In April, we began to get serious with the training. Hitting the trails 3 times per week, uphill repeats, downhill repeats, back-to-back long runs, and night runs. But before we knew it, we were standing at Big Bear Lake Campground in West Virginia, pitching our tents and eagerly awaiting the start of our latest adventure.

Well, the storms started the first night and pretty much went non-stop the entire weekend. The ground was saturated making the stakes anchoring our tents useless so when the insane winds began to blow, multiple tents collapsed and we lost an air mattress in the process. Some tents leaked from above, some leaked from below and before long we were literally camping in the middle of a muddy swamp.

The trail conditions were the worst I’d ever seen, deteriorating rapidly and becoming more dangerous with each passing hour. Many people came off the course bloody from tripping over newly-exposed roots and rocks. The mud was 6-8 inches deep in places and the puddles ranged anywhere from ankle-deep to hip-deep. We were all dirty, wet, and exhausted.

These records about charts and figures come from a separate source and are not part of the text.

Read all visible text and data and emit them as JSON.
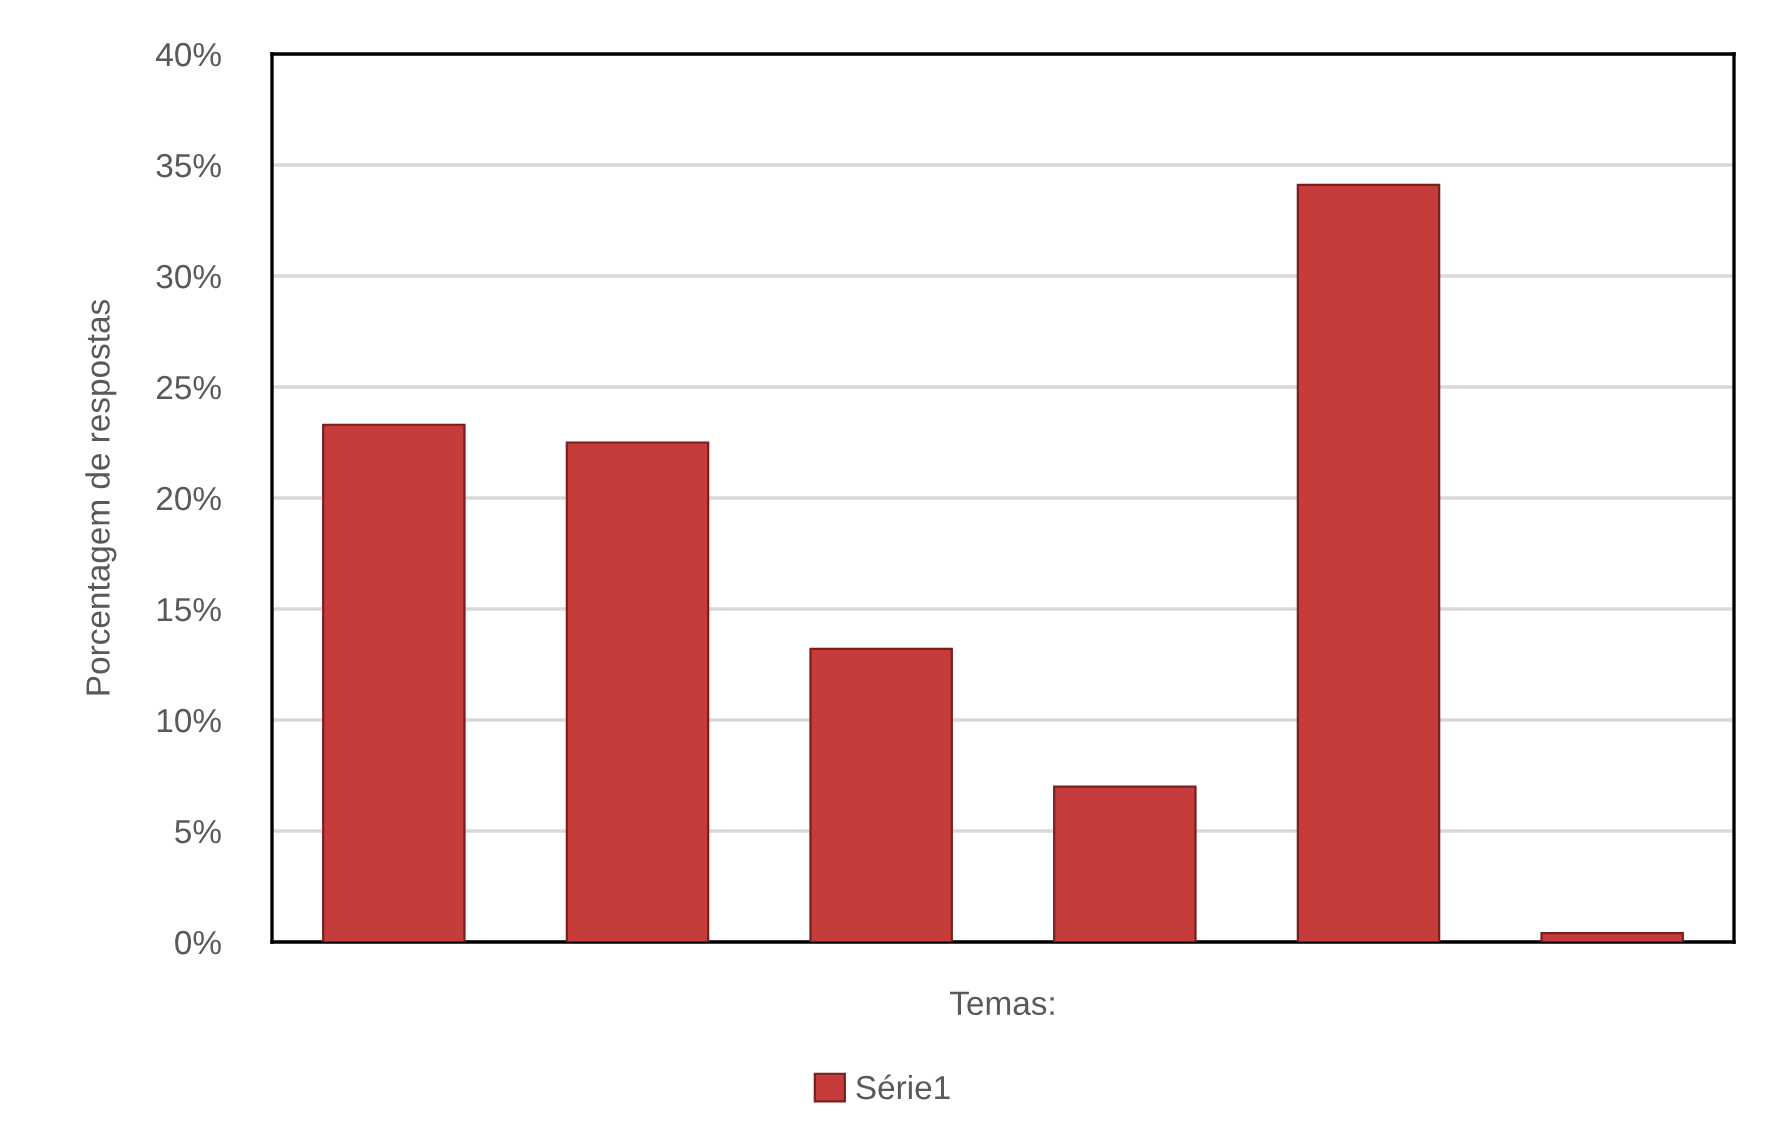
{
  "chart_data": {
    "type": "bar",
    "xlabel": "Temas:",
    "ylabel": "Porcentagem de respostas",
    "categories": [
      null,
      null,
      null,
      null,
      null,
      null
    ],
    "series": [
      {
        "name": "Série1",
        "color": "#c63c3a",
        "values": [
          23.3,
          22.5,
          13.2,
          7.0,
          34.1,
          0.4
        ]
      }
    ],
    "ylim": [
      0,
      40
    ],
    "yticks": [
      {
        "value": 0,
        "label": "0%"
      },
      {
        "value": 5,
        "label": "5%"
      },
      {
        "value": 10,
        "label": "10%"
      },
      {
        "value": 15,
        "label": "15%"
      },
      {
        "value": 20,
        "label": "20%"
      },
      {
        "value": 25,
        "label": "25%"
      },
      {
        "value": 30,
        "label": "30%"
      },
      {
        "value": 35,
        "label": "35%"
      },
      {
        "value": 40,
        "label": "40%"
      }
    ],
    "grid": "y",
    "legend": "bottom"
  }
}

The last few hours were extremely chaotic in camp as another massive storm was rolling up the coast toward us. We broke camp down as quickly as we could. The race organizers began to force teams to “double up” and run their loops together in order to get people off the course as quickly as possible, meaning some had to run with no sleep only a few hours after coming off an overnight run.

Standing at the finish line waiting for our final two runners to come in, the mood of the group was…let’s call it “less than enthusiastic”. We were all totally spent – physically and emotionally – and in our weakened states, the misery of what we’d just endured was all anyone could think about. We sat quietly around the table waiting for this experience to be over and as we huddled in the pavilion, watching yet another crazy storm pass over us, many said “I won’t be doing this again”. After the last runners came in on Saturday evening, we got our team pictures, congratulated each other, and said our good-byes to head for home.

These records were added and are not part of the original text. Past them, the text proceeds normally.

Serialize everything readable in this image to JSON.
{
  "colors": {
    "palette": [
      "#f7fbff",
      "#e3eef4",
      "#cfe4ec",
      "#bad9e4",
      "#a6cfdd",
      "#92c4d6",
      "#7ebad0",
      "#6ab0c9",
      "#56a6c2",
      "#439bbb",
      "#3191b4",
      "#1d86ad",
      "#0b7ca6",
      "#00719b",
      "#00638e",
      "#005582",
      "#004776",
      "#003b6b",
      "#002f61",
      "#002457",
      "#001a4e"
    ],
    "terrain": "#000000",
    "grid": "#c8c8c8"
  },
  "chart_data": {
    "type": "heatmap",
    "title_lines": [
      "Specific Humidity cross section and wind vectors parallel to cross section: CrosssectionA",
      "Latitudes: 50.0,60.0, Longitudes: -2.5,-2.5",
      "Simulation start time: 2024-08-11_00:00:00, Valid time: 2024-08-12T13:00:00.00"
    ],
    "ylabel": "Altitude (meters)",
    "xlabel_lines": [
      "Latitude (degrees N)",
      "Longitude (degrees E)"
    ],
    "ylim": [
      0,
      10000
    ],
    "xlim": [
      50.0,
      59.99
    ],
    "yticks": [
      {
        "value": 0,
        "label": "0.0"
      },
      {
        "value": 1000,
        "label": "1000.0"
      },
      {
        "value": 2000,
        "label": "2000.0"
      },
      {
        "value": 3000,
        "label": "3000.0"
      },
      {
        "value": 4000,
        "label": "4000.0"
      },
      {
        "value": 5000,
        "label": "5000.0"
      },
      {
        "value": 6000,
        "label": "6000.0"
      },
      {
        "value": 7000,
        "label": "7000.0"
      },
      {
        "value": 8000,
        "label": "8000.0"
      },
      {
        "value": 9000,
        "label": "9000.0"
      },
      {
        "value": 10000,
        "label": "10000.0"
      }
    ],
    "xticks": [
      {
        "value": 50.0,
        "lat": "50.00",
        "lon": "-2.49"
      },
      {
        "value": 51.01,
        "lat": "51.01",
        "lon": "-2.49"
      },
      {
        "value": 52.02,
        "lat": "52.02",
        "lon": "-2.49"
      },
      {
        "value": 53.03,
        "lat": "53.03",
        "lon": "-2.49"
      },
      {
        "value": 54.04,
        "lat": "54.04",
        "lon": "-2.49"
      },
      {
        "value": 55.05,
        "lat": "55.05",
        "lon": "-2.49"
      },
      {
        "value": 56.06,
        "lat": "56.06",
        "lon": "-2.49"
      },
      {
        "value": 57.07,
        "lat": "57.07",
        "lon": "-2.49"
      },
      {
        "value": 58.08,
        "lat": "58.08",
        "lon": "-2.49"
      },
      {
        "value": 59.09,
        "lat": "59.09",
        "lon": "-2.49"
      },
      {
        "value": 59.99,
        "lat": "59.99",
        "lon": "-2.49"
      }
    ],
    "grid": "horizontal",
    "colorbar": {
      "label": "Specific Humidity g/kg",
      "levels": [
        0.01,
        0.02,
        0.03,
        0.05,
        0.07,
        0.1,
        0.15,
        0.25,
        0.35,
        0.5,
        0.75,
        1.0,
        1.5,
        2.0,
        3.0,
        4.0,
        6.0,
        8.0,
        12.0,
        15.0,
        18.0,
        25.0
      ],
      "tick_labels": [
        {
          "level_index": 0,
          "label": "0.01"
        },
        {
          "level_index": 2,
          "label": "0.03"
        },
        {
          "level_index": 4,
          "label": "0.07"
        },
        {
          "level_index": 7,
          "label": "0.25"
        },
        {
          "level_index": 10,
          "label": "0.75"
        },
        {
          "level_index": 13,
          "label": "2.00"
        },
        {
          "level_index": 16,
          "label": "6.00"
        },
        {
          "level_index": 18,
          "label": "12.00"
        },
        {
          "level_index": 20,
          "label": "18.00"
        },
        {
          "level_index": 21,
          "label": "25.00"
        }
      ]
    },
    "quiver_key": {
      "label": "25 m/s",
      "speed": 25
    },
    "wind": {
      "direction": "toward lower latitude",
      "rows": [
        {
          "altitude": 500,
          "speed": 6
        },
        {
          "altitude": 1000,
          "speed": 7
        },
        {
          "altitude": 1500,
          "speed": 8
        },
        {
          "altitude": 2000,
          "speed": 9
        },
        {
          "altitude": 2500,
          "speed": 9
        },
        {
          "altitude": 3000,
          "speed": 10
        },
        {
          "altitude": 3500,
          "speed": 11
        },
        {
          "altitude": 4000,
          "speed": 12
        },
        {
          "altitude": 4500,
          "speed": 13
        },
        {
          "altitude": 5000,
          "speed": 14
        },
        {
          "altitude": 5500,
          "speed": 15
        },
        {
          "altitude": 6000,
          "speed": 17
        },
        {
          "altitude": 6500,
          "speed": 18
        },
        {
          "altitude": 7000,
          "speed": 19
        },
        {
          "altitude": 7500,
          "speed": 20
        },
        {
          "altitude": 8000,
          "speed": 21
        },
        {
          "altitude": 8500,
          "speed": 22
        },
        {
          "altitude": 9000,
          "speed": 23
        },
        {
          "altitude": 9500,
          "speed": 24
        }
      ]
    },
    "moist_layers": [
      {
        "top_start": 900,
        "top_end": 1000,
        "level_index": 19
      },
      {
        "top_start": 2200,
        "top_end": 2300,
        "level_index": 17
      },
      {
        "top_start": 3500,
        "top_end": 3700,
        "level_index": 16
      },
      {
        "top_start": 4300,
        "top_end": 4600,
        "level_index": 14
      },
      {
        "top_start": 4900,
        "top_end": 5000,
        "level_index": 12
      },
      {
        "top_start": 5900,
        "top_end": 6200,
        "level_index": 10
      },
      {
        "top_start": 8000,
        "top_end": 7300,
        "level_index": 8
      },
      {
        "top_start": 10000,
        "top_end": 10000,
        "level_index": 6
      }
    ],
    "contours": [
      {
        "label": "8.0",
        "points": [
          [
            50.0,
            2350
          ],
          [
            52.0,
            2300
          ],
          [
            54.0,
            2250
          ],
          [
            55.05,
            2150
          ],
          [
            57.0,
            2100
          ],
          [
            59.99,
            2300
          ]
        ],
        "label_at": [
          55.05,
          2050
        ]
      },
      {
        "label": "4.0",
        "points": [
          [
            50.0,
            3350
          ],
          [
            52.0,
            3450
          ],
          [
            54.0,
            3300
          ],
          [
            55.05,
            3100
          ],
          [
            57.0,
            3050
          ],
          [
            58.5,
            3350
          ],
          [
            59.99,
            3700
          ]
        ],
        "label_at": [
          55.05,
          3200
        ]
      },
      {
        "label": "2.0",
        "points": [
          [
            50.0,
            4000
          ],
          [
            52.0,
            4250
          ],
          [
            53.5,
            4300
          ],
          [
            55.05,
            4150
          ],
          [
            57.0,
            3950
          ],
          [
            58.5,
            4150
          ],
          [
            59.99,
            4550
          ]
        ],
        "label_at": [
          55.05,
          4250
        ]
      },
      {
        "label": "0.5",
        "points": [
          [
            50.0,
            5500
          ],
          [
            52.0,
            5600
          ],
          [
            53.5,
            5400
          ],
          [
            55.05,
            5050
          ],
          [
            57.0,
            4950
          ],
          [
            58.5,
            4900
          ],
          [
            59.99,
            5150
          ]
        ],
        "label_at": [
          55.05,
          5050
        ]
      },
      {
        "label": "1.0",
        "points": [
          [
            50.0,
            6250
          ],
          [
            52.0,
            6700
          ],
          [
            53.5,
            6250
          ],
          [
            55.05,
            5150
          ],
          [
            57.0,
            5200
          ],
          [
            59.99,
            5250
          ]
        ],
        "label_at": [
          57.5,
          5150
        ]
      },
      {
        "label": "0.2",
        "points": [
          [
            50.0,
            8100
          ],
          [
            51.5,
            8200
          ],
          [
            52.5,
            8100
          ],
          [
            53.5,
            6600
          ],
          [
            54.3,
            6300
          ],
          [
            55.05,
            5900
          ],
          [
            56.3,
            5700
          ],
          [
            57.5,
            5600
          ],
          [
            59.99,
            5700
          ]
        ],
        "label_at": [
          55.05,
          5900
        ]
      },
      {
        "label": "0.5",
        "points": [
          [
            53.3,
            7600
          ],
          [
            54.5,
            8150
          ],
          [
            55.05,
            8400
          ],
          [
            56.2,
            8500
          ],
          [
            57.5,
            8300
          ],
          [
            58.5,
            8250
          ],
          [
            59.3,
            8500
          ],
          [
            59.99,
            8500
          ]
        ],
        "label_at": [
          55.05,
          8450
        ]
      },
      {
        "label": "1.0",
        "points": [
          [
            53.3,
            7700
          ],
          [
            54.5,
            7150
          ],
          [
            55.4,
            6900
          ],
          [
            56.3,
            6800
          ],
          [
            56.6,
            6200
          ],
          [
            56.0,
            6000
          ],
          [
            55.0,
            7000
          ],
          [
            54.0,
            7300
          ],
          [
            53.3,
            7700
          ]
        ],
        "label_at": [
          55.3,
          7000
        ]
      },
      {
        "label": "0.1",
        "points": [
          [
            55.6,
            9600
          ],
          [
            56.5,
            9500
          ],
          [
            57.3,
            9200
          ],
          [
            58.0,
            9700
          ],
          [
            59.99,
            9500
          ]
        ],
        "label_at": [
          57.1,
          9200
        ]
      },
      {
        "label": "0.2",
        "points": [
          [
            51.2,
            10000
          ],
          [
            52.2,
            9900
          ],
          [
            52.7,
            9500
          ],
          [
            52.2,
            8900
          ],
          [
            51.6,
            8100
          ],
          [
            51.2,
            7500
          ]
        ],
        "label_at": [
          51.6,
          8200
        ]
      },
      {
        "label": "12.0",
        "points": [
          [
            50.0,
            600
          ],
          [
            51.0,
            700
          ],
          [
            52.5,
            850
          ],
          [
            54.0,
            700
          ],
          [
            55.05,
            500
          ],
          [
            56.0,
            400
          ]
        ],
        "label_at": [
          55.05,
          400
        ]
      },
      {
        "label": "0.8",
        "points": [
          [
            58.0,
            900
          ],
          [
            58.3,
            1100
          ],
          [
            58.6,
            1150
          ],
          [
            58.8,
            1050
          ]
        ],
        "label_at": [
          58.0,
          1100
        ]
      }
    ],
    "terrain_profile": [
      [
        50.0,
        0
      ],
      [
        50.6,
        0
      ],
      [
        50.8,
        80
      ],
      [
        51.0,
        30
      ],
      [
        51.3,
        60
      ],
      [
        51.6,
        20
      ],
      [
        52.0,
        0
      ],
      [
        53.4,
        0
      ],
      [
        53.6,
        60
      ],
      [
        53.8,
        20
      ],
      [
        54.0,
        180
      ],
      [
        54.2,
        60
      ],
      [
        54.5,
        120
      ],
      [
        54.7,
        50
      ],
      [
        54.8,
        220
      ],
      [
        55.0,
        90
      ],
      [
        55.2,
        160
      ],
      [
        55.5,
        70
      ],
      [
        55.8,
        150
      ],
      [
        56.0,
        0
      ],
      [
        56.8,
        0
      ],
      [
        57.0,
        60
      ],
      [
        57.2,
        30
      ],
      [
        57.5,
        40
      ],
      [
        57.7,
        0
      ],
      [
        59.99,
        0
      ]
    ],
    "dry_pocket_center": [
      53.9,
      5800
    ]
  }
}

Now this is not my first rodeo. I’ve sworn off experiences and events more times than I count in the hours immediately following certain races…but it’s usually short-lived. So as we left the event, I told my athletes to give it a week first – you always remember it all very differently once you’re dry, warm and rested. Then I waited to see what the ultimate reaction would be.

But it didn’t take the group a week to make up it’s mind and the first few Facebook posts that rolled out weren’t what I expected. Approximately 24 hours after the race, the majority of the team was signing up for Ragnar Trail Richmond in April, even recruiting enough people to form 3 teams. No one spoke about the grim and miserable nightmare we’d endured during our 3 days together. All of the posts highlighted the proud and beautiful moments we’d shared and experienced during our awesome adventure – and there were MANY.

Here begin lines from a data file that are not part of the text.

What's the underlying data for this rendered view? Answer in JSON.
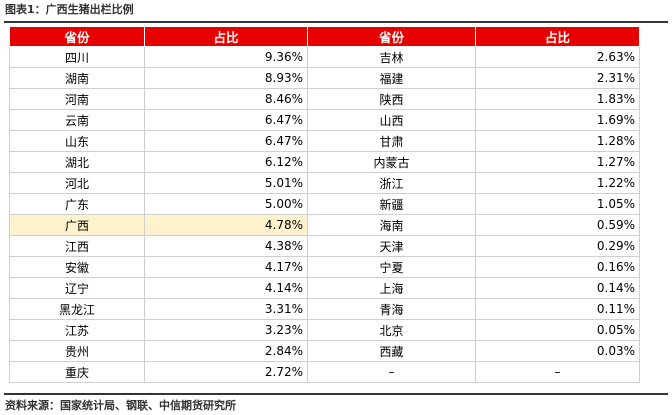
{
  "title": "图表1：广西生猪出栏比例",
  "source": "资料来源：国家统计局、钢联、中信期货研究所",
  "headers": [
    "省份",
    "占比",
    "省份",
    "占比"
  ],
  "rows": [
    {
      "p1": "四川",
      "v1": "9.36%",
      "p2": "吉林",
      "v2": "2.63%"
    },
    {
      "p1": "湖南",
      "v1": "8.93%",
      "p2": "福建",
      "v2": "2.31%"
    },
    {
      "p1": "河南",
      "v1": "8.46%",
      "p2": "陕西",
      "v2": "1.83%"
    },
    {
      "p1": "云南",
      "v1": "6.47%",
      "p2": "山西",
      "v2": "1.69%"
    },
    {
      "p1": "山东",
      "v1": "6.47%",
      "p2": "甘肃",
      "v2": "1.28%"
    },
    {
      "p1": "湖北",
      "v1": "6.12%",
      "p2": "内蒙古",
      "v2": "1.27%"
    },
    {
      "p1": "河北",
      "v1": "5.01%",
      "p2": "浙江",
      "v2": "1.22%"
    },
    {
      "p1": "广东",
      "v1": "5.00%",
      "p2": "新疆",
      "v2": "1.05%"
    },
    {
      "p1": "广西",
      "v1": "4.78%",
      "p2": "海南",
      "v2": "0.59%",
      "highlight": true
    },
    {
      "p1": "江西",
      "v1": "4.38%",
      "p2": "天津",
      "v2": "0.29%"
    },
    {
      "p1": "安徽",
      "v1": "4.17%",
      "p2": "宁夏",
      "v2": "0.16%"
    },
    {
      "p1": "辽宁",
      "v1": "4.14%",
      "p2": "上海",
      "v2": "0.14%"
    },
    {
      "p1": "黑龙江",
      "v1": "3.31%",
      "p2": "青海",
      "v2": "0.11%"
    },
    {
      "p1": "江苏",
      "v1": "3.23%",
      "p2": "北京",
      "v2": "0.05%"
    },
    {
      "p1": "贵州",
      "v1": "2.84%",
      "p2": "西藏",
      "v2": "0.03%"
    },
    {
      "p1": "重庆",
      "v1": "2.72%",
      "p2": "–",
      "v2": "–"
    }
  ],
  "colors": {
    "header_bg": "#e60000",
    "highlight_bg": "#fff2cc"
  }
}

To an outside observer, it appeared that this race went off without a hitch and I suppose it did. We rocked it out! Only good memories of a life-changing experience that tested each of us in very different ways. Each of us filled with pride that we didn’t just survive – we THRIVED.


Now filled with gratitude for the opportunity to be a part of this moment in history, we have learned that within each of us exists a steadfast strength and unwavering determination that will get us through anything life can throw at us. And we got to see some AMAZING views in the process.


When people ask me why I keep doing this after all the insane stories I have to tell, I just smile – explaining it won’t do it justice because it’s something you have to experience to truly understand.

We are runners and these are the moments we live for.